Histoire invraisemblable ? À chacun d’en juger, mais nous recommandons de
ne le faire qu’en connaissance de cause et pas en fonction des idées
toutes faites que chacun de nous véhicule. D’une manière générale, il est
absurde d’émettre une opinion sur un sujet que l’on n’a pas approfondi. Ce
le serait d’autant plus ici que l’enjeu est de taille : Si Dieu est
vraiment apparu à Joseph Smith, c’est l’événement le plus important qui se
soit produit ici-bas depuis la résurrection du Christ. Il touche à notre
destinée éternelle et qu’y a-t-il de plus important que cela ?
Les quatre types de défis
Le premier défi se trouve dans le texte du Livre de Mormon lui-même, dans
Moroni 10:4-5. Le deuxième est celui de témoins extérieurs au livre. Le
troisième est le témoignage d’Emma, femme du prophète. Le quatrième est
d’ordre scientifique. Nous allons examiner chacun de ceux-ci en détail.
1. Le défi de Moroni 10:4-5
« Et lorsque vous recevrez ces choses, je vous exhorte à demander à Dieu,
le Père éternel, au nom du Christ, si ces choses ne sont pas vraies; et si
vous demandez d'un cœur sincère, avec une intention réelle, ayant foi au
Christ, il vous en manifestera la vérité par le pouvoir du Saint-Esprit.
Et par le pouvoir du Saint-Esprit, vous pouvez connaître la vérité de
toutes choses. »
C’est, de loin, le défi le plus important. Tout ce qui vient des hommes
est sujet à contestation, à mise en doute. Mais le témoignage du
Saint-Esprit ne laisse la place à aucun doute et est indélébile.

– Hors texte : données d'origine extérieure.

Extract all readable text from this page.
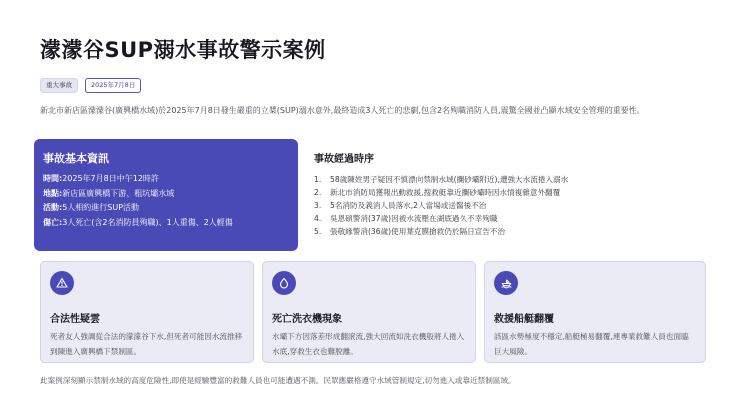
濛濛谷SUP溺水事故警示案例
重大事故	2025年7月8日
新北市新店區濛濛谷(廣興橋水域)於2025年7月8日發生嚴重的立槳(SUP)溺水意外,最終造成3人死亡的悲劇,包含2名殉職消防人員,震驚全國並凸顯水域安全管理的重要性。
事故基本資訊
時間:2025年7月8日中午12時許
地點:新店區廣興橋下游、粗坑壩水域
活動:5人相約進行SUP活動
傷亡:3人死亡(含2名消防員殉職)、1人重傷、2人輕傷
事故經過時序
1.	58歲陳姓男子疑因不慎漂向禁制水域(攔砂壩附近),遭強大水流捲入溺水
2.	新北市消防局獲報出動救援,搜救艇靠近攔砂壩時因水情複雜意外翻覆
3.	5名消防及義消人員落水,2人當場或送醫後不治
4.	吳恩碩警消(37歲)因被水流壓在湖底過久不幸殉職
5.	張敬緣警消(36歲)使用葉克膜搶救仍於隔日宣告不治
合法性疑雲
死者友人強調從合法的濛濛谷下水,但死者可能因水流推移到陳進入廣興橋下禁制區。
死亡洗衣機現象
水壩下方因落差形成翻滾流,強大回流如洗衣機般將人捲入水底,穿救生衣也難脫離。
救援船艇翻覆
該區水勢極度不穩定,船艇極易翻覆,連專業救難人員也面臨巨大風險。
此案例深刻顯示禁制水域的高度危險性,即使是經驗豐富的救難人員也可能遭遇不測。民眾應嚴格遵守水域管制規定,切勿進入或靠近禁制區域。
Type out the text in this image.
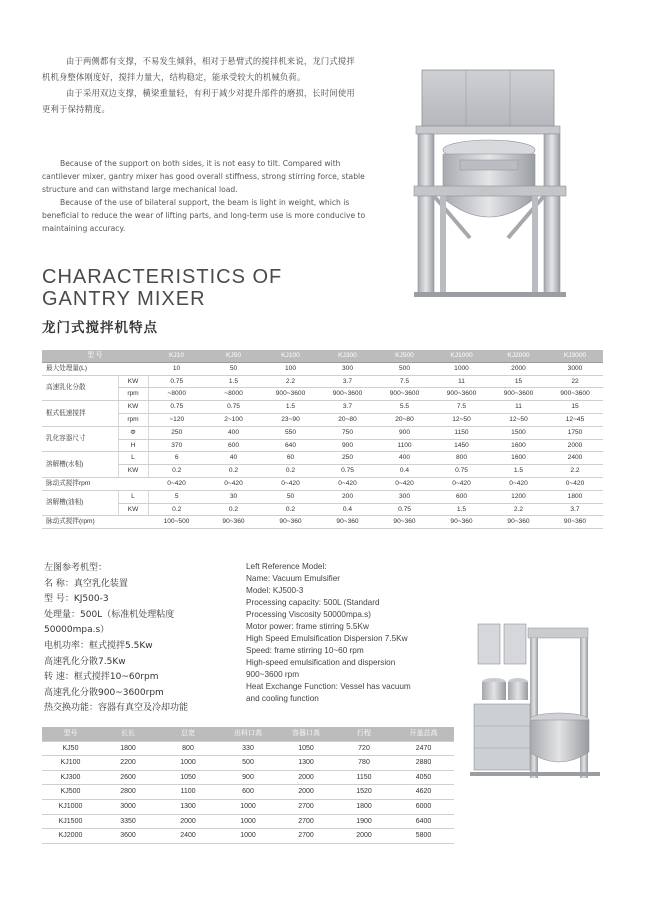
由于两侧都有支撑，不易发生倾斜，相对于悬臂式的搅拌机来说，龙门式搅拌机机身整体刚度好，搅拌力量大，结构稳定，能承受较大的机械负荷。

由于采用双边支撑，横梁重量轻，有利于减少对提升部件的磨损，长时间使用更利于保持精度。

Because of the support on both sides, it is not easy to tilt. Compared with cantilever mixer, gantry mixer has good overall stiffness, strong stirring force, stable structure and can withstand large mechanical load.

Because of the use of bilateral support, the beam is light in weight, which is beneficial to reduce the wear of lifting parts, and long-term use is more conducive to maintaining accuracy.

CHARACTERISTICS OF
GANTRY MIXER
龙门式搅拌机特点
型 号		KJ10	KJ50	KJ100	KJ300	KJ500	KJ1000	KJ2000	KJ3000
最大处理量(L)		10	50	100	300	500	1000	2000	3000
高速乳化分散	KW	0.75	1.5	2.2	3.7	7.5	11	15	22
	rpm	~8000	~8000	900~3600	900~3600	900~3600	900~3600	900~3600	900~3600
框式低速搅拌	KW	0.75	0.75	1.5	3.7	5.5	7.5	11	15
	rpm	~120	2~100	23~90	20~80	20~80	12~50	12~50	12~45
乳化容器尺寸	Φ	250	400	550	750	900	1150	1500	1750
	H	370	600	640	900	1100	1450	1600	2000
溶解槽(水相)	L	6	40	60	250	400	800	1600	2400
	KW	0.2	0.2	0.2	0.75	0.4	0.75	1.5	2.2
脉动式搅拌rpm		0~420	0~420	0~420	0~420	0~420	0~420	0~420	0~420
溶解槽(油相)	L	5	30	50	200	300	600	1200	1800
	KW	0.2	0.2	0.2	0.4	0.75	1.5	2.2	3.7
脉动式搅拌(rpm)		100~500	90~360	90~360	90~360	90~360	90~360	90~360	90~360
左图参考机型：
名 称：真空乳化装置
型 号：KJ500-3
处理量：500L（标准机处理粘度
50000mpa.s）
电机功率：框式搅拌5.5Kw
高速乳化分散7.5Kw
转 速：框式搅拌10~60rpm
高速乳化分散900~3600rpm
热交换功能：容器有真空及冷却功能
Left Reference Model:
Name: Vacuum Emulsifier
Model: KJ500-3
Processing capacity: 500L (Standard
Processing Viscosity 50000mpa.s)
Motor power: frame stirring 5.5Kw
High Speed Emulsification Dispersion 7.5Kw
Speed: frame stirring 10~60 rpm
High-speed emulsification and dispersion
900~3600 rpm
Heat Exchange Function: Vessel has vacuum
and cooling function
型号	长长	总宽	出料口高	容器口高	行程	开盖总高
KJ50	1800	800	330	1050	720	2470
KJ100	2200	1000	500	1300	780	2880
KJ300	2600	1050	900	2000	1150	4050
KJ500	2800	1100	600	2000	1520	4620
KJ1000	3000	1300	1000	2700	1800	6000
KJ1500	3350	2000	1000	2700	1900	6400
KJ2000	3600	2400	1000	2700	2000	5800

L’invitation du Livre de Mormon est simple : « Lisez et demandez à Dieu si
c’est vrai. Si votre demande est sincère, la réponse vous parviendra d’une
manière telle qu’il n’y aura plus de discussion possible. » Très nombreux
sont ceux qui ont fait cette expérience, qui les a ancrés dans la vérité.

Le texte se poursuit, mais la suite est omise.